Our lounge furniture bears stains of which no one dares ask the origins. The faint smell of liquor emanates from a room in the basement, which is locked for reasons that the Resident Assistants claim we “wouldn’t want to know.” On any given day, a stray can of beer may come crashing down from above.
Welcome to the new and improved Units, where you can take the fraternity out of the Unit, but not out of the ceiling tiles.
I can honestly say I’m a little bitter about living in the Units. (For those who are unaware, we still call the Green and Gold Village the Units.) My unit, the only one that boasts antique furniture, also has a lovely moldy basement (dehumidifiers included) and a wonderful view of the brand new fraternity housing where all of the past Unit residents now live in luxury. Despite all of this, I have a strangely masochistic adoration for my unit. The name is a horribly fitting pun; my hallmates and I are, in fact, a unit. The common dread of being stuck in the Units is what brings us together.
We have a common joke about the irony of the new fraternity houses. How is it fair that our innocent freshman class got stuck in someone else’s mess while said someone else is probably living it up in a brand new house? After all, I’d be willing to bet that in a few years those houses will be in a state comparable to that of the Units. When I moved in, I felt like I had been given the short end of the stick, and I would have gladly taken the Botetourt Complex and their rumors of rats over the Units and its filthy remnants of a dead party scene.
But we can’t stay bitter forever. The Units have been a mess for a long time.
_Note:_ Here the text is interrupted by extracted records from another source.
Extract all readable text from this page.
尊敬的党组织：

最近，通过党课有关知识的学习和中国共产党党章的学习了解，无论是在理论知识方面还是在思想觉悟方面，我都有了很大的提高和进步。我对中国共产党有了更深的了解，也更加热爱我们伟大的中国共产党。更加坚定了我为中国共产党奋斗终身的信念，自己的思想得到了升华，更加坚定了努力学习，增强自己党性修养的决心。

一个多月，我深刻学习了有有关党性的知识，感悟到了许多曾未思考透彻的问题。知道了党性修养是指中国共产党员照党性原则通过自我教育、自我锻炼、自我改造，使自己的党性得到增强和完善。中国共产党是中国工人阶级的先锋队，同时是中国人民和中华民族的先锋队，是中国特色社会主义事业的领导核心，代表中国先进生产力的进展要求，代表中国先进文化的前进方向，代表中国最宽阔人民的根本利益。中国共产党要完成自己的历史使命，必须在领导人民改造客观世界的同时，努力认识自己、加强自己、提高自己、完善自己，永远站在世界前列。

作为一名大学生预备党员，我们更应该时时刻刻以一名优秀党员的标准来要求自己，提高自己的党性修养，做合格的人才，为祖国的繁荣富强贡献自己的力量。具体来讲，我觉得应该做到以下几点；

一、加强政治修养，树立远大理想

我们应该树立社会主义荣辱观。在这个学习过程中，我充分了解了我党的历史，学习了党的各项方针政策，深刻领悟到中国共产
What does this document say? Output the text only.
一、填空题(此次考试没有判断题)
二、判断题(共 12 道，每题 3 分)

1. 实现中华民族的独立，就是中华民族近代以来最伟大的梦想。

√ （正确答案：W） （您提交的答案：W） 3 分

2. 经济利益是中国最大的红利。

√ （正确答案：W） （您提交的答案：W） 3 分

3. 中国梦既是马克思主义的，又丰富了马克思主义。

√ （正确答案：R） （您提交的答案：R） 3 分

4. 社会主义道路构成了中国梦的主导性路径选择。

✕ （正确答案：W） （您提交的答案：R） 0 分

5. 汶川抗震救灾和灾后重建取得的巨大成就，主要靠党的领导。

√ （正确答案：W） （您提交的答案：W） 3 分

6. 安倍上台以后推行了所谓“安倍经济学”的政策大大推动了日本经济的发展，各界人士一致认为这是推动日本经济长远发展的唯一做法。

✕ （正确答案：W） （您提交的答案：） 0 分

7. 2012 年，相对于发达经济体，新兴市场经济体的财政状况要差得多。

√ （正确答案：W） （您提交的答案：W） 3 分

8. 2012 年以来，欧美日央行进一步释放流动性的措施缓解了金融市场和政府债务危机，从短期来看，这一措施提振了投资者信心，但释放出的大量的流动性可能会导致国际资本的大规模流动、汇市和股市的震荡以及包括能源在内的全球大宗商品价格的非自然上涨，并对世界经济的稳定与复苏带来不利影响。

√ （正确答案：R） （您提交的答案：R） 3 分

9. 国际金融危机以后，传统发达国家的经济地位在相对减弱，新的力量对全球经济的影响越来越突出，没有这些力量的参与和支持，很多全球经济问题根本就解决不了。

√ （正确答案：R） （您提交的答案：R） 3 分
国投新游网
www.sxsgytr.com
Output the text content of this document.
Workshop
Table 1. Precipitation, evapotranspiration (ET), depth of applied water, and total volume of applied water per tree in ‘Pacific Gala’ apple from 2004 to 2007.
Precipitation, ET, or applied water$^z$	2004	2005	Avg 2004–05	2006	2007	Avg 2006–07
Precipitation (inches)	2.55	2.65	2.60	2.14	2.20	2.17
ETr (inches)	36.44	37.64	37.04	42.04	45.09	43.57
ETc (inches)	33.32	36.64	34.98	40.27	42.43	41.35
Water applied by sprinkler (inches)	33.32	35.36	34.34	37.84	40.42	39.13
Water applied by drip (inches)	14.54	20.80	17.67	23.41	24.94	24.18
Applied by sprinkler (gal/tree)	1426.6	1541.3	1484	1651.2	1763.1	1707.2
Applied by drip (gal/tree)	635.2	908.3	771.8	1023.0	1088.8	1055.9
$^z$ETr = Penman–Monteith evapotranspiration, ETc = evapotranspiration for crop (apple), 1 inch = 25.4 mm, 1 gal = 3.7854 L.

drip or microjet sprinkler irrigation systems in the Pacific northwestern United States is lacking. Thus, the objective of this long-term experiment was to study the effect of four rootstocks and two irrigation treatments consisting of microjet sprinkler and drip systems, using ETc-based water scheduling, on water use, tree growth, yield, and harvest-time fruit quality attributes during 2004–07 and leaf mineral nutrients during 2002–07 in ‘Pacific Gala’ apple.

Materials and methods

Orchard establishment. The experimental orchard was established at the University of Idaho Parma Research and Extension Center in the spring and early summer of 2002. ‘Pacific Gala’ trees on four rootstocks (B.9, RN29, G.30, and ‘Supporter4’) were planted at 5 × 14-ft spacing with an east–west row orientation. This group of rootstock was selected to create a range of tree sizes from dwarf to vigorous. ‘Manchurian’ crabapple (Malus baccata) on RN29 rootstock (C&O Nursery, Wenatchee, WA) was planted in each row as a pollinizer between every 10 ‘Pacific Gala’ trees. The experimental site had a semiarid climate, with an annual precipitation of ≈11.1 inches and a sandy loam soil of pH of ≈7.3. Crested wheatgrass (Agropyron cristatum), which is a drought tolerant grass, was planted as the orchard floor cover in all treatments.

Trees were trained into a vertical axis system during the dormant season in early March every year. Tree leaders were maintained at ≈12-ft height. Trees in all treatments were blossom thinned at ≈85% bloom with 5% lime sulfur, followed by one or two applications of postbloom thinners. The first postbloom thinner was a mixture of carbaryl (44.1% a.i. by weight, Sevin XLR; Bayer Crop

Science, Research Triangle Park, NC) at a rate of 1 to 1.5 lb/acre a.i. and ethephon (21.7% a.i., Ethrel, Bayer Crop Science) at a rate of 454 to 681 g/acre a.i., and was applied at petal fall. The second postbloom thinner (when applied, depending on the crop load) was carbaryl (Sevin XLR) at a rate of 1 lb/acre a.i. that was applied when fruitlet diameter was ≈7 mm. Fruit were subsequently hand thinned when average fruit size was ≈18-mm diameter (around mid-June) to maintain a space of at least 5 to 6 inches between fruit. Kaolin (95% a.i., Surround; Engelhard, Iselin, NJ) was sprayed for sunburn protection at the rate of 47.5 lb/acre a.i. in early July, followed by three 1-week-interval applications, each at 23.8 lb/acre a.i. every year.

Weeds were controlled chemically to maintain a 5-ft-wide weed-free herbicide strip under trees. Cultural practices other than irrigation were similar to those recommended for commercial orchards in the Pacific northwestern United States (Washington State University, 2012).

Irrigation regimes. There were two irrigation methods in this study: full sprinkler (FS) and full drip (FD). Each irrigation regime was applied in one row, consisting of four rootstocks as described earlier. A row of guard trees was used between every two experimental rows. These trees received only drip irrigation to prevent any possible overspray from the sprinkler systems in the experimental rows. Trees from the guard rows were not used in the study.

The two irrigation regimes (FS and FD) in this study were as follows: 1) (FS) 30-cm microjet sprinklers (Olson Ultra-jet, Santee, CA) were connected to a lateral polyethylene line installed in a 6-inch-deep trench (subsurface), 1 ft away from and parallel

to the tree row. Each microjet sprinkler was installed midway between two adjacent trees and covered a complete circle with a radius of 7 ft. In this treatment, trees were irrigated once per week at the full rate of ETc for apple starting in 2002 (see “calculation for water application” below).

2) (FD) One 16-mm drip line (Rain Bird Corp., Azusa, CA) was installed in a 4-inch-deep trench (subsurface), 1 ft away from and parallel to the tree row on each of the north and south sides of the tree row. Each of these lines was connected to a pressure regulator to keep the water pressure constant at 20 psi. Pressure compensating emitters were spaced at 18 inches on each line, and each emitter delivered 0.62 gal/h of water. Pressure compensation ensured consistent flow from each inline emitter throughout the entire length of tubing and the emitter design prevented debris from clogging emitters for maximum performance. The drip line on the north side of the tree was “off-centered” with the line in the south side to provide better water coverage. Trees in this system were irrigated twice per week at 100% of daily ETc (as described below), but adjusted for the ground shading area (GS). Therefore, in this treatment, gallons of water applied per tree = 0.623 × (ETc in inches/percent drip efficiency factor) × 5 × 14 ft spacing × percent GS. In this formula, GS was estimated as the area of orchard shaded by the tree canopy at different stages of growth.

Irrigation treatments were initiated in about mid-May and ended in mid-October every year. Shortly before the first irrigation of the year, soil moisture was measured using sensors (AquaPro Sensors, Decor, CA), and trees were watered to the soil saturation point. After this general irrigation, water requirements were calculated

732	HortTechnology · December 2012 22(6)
Maybe the previous residents felt the exact same way I do about living here. Maybe new fraternity housing was a sort of reward for making it through their stay in the Units. Maybe living in the Units is a rite of passage; after all, mine is the first freshman class to reside here.
For us freshmen, there is a sickly sweet sort of fun in imagining all of the memories our upperclassmen friends laugh at when they think of living in the Units. What is even better is that we can pick up where the previous residents left off; we can hide our own stories in the ceiling tiles for next year’s class to find.
In a bizarre and somewhat uncomfortable sense of welcoming, the College of William and Mary has opened its arms to the class of 2017 with a generous gift. We are the first freshmen to inherit the stink and the grime of what once was a dive on campus. But more importantly, we have inherited the sense of togetherness that previous residents developed here. We, too, can appreciate and laugh at the memories made here, but we can also make our own. We have a legacy to uphold.